Titre: Alcool? Pas nécessairement

Rating: M

Disclamer: Tous les personnages de Naruto appartiennent à Masashi Kishimoto, leur créateur.

Note: Hey! À mon plus grand honneur, cette fois-ci il me semble avoir publié sans trop vous faire attendre. Mes sincères félicitations à moi-même et Bonne Lecture à vous!


Chapitre 4

Il me fallut quelques minutes pour réaliser où je me trouvai après avoir ouvert les yeux. En réalisant que je me trouvai toujours dans le bureau de Naruto je me redressai d'un coup et regardai autour de moi. Je soupirai de soulagement, Naruto était sorti. J'allais pouvoir éviter le malaise de le confronter. Ce n'est pas tous les jours que moi, Sasuke Uchiwa, me confie.

En cherchant l'heure du regard j'aperçût le mot que Naruto avait laissé sur son bureau et je souris. Ce type semblait être quelqu'un de foncièrement gentil. Au lieu de se reposer, il avait gentiment écouter mes lamentations pendant des heures. Je le plaignais. C'était quelque chose qui était complètement hors de mes capacités. Je pris la peine de me servir du café, pas du tout pressé de retourner chez moi et je m'installai sur la chaise derrière le bureau en me perdant de nouveau dans mes pensées.

J'en étais à ma troisième tasse lorsque la porte s'ouvrit sur Naruto, me faisant ainsi sursauter. Il sembla surpris de me voir mais il me sourit joyeusement. Ce sourire me fit complètement oublié la peur d'un malaise à venir, et encore une fois je ne pus empêcher ma bouche de lui sourire en retour.

- Bien dormi?

- Hn, répondis-je. Merci de m'avoir laissé monopoliser le canapé.

Il me sourit de nouveau et se laissa tomber à plat ventre sur le canapé que j'occupais il y a une dizaine de minutes. Je ne pus m'empêcher de le contempler, d'ici je ne voyais pas son visage, mais je me souvenais très bien à quel point Naruto était bel homme. En regardant ses cheveux, mes mains me démangeaient en se rappelant de leur texture. J'avais la quasi irrépressible envie de les enfouir dans leur douceur. J'étais presque sur le point de me lever lorsqu'il tourna la tête vers moi.

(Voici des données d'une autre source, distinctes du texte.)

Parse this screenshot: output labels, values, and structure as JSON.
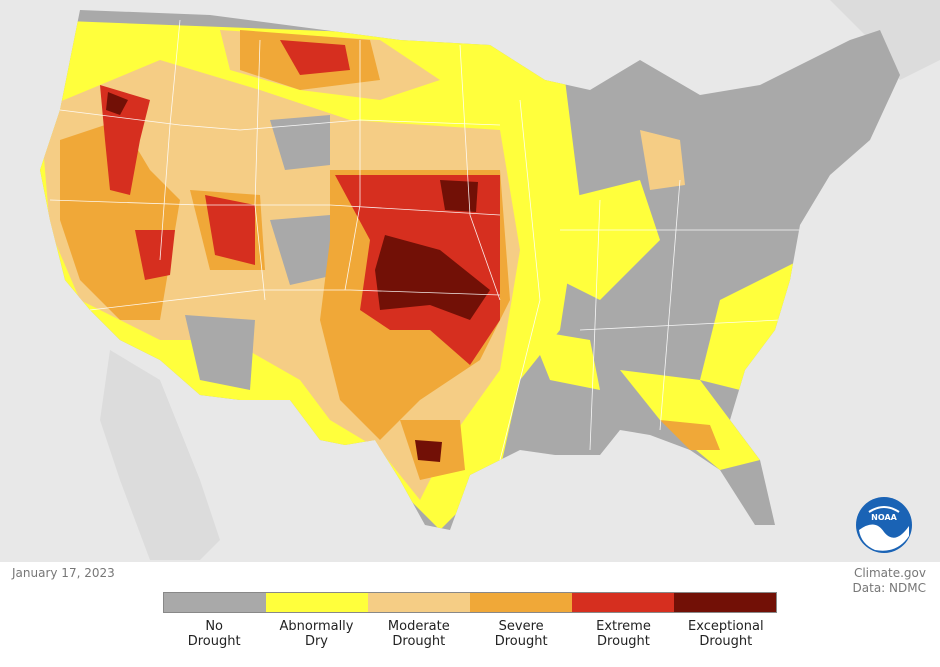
{
  "date": "January 17, 2023",
  "credit": {
    "line1": "Climate.gov",
    "line2": "Data: NDMC"
  },
  "logo_text": "NOAA",
  "legend": [
    {
      "l1": "No",
      "l2": "Drought",
      "color": "#a9a9a9"
    },
    {
      "l1": "Abnormally",
      "l2": "Dry",
      "color": "#ffff3c"
    },
    {
      "l1": "Moderate",
      "l2": "Drought",
      "color": "#f5cd85"
    },
    {
      "l1": "Severe",
      "l2": "Drought",
      "color": "#f0a838"
    },
    {
      "l1": "Extreme",
      "l2": "Drought",
      "color": "#d62f1f"
    },
    {
      "l1": "Exceptional",
      "l2": "Drought",
      "color": "#721006"
    }
  ]
}
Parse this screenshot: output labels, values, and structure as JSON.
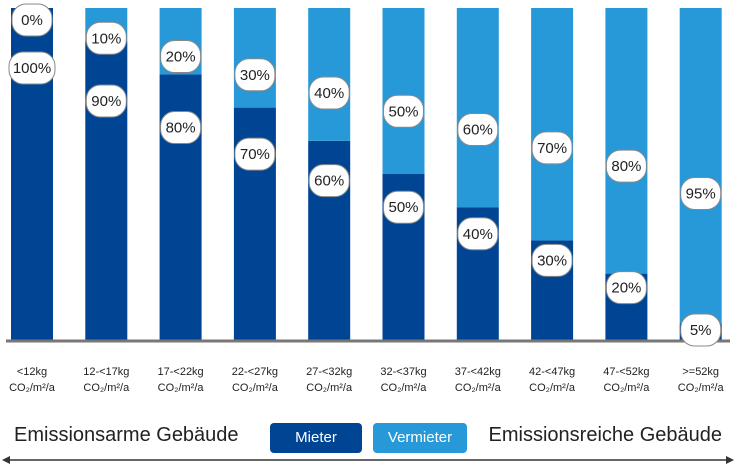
{
  "colors": {
    "mieter": "#004494",
    "vermieter": "#2899d8",
    "axis": "#777777",
    "label_border": "#888888"
  },
  "legend": {
    "mieter": "Mieter",
    "vermieter": "Vermieter"
  },
  "labels": {
    "left": "Emissionsarme Gebäude",
    "right": "Emissionsreiche Gebäude"
  },
  "chart_data": {
    "type": "bar",
    "stacked": true,
    "ylim": [
      0,
      100
    ],
    "unit": "%",
    "categories": [
      "<12kg",
      "12-<17kg",
      "17-<22kg",
      "22-<27kg",
      "27-<32kg",
      "32-<37kg",
      "37-<42kg",
      "42-<47kg",
      "47-<52kg",
      ">=52kg"
    ],
    "category_unit": "CO₂/m²/a",
    "series": [
      {
        "name": "Mieter",
        "values": [
          100,
          90,
          80,
          70,
          60,
          50,
          40,
          30,
          20,
          5
        ]
      },
      {
        "name": "Vermieter",
        "values": [
          0,
          10,
          20,
          30,
          40,
          50,
          60,
          70,
          80,
          95
        ]
      }
    ]
  }
}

- Si tu es toujours là, tu veux bien me réveiller dans 25 minutes?

Le ton de sa voix était endormi et il semblait presque sur le point de s'évanouir de fatigue.

-Bien sur, répondis-je doucement.

Je lui devais bien ça. Il m'avait laissé dormir près de 7h dans son bureau sans me déranger. Je savais qu'il ne m'en tiendrait pas rancoeur si je partais sur le champ et que je ne le réveillais pas, mais je me devais de lui rendre un petit service. Il dormait déjà lorsque je me levai deux minutes plus tard pour me resservir du café. Je retournai m'asseoir puis fixai mon regard sur l'horloge, regardant la trotteuse faire lentement ses tours.

À 16h25 je réveillai finalement Naruto. Je m'attendais à ce qu'il prenne du temps à émerger mais sitôt les yeux ouverts il sautait déjà énergiquement sur ses pieds et se dirigeait vers la cafetière. Sa tasse à la main, il s'appuya contre le mur derrière lui et me regarda.

- Désolé, je ne crois pas être de très bonne compagnie quand je dors, grimaça-t'il.

- Je n'étais pas mieux. En plus je t'ai un peu emmerdé avec mes problèmes.

- Je suis content que tu m'en aies parlé.

Le pire, c'est qu'il avait l'air totalement sincère avec son sourire et ses yeux qui pétillaient de joie.

- Tu as terminé de travailler? demandai-je dans le but de l'inviter quelque part.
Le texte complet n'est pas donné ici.